Clubkeuze

Elke editie kiest een panel van poëziekenners de meest interessante bundel van het seizoen. Awater-abonnees krijgen deze Clubkeuzebundel automatisch thuisgestuurd. Hieronder vindt u een overzicht.
  • 2013-1

    2013-1

    Radiowaterval

    Dit najaar was onder het grote aantal sterke inzendingen voor de Clubkeuze Radio waterval van Leo Hermens (1961) de grote verrassing. Op de wonderlijke golflengte van deze bundel spuwt de radio onafgebroken zijn programma's uit: praatjes, popsongs, klassieke muziek, nieuws en reclame.

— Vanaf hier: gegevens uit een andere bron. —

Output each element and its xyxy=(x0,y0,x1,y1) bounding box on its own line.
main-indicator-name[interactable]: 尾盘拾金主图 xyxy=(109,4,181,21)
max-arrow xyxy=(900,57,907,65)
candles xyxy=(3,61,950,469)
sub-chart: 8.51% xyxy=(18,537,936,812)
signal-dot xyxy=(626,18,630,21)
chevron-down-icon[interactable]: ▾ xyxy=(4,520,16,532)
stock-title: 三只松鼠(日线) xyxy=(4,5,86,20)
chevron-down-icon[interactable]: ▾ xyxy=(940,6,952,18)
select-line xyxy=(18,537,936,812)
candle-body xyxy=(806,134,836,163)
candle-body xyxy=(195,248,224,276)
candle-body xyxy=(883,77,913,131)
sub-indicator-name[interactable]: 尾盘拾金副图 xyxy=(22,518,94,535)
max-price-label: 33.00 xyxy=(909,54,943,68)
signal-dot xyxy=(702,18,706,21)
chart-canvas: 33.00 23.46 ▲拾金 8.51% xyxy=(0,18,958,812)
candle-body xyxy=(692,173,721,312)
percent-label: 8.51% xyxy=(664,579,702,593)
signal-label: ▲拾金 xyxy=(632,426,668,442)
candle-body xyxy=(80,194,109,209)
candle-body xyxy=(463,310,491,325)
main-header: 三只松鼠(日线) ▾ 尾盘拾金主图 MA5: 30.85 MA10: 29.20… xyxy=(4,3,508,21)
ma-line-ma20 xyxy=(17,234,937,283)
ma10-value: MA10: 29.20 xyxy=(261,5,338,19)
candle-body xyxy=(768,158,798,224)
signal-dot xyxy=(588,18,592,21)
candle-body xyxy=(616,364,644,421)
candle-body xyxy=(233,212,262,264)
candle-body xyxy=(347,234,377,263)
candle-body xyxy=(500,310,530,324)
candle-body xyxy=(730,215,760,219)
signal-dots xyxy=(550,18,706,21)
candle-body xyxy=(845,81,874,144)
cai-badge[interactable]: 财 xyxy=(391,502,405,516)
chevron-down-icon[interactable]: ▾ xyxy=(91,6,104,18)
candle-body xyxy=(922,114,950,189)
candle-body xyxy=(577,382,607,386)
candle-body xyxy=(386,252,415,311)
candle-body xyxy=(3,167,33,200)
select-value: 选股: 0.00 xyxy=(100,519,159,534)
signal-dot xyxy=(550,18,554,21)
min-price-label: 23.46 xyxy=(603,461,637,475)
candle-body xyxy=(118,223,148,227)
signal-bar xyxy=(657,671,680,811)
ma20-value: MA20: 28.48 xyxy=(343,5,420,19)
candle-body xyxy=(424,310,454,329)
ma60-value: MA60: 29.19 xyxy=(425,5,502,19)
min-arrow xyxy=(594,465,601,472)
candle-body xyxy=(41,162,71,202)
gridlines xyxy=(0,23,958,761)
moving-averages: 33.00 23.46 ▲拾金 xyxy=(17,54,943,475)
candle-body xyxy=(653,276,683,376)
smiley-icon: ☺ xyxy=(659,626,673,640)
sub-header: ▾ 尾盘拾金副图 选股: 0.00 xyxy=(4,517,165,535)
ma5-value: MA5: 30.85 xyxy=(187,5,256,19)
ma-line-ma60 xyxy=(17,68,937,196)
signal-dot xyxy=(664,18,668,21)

De lezer wordt overspoeld met binnenwereld en buitenwereld, met fenomenen en fantomen, kortom, het ononderbroken kolken binnen en buiten ons lichaam. We kunnen proberen ons tegen de vloedgolf te verzetten – we kunnen de radio uitzetten, het boek dichtslaan – maar we kunnen ons er ook in onderdompelen. Dan kom je bij de grote woorden als ‘overgave’ uit. Voor zulke overgave moet je de dichter kunnen vertrouwen. En gelukkig kan dat. Hermens schreef een schaamteloos glitterige bundel, die begint met het dopen van de boot die kennelijk naar de waterval gaat varen.


    Denk champagne onder de boeg.
    Zet zwier in tot het schuimt
    tot het water naar olie kleurt
    tussen de plezierboten in de jachthaven. Denk vooral regenbogen.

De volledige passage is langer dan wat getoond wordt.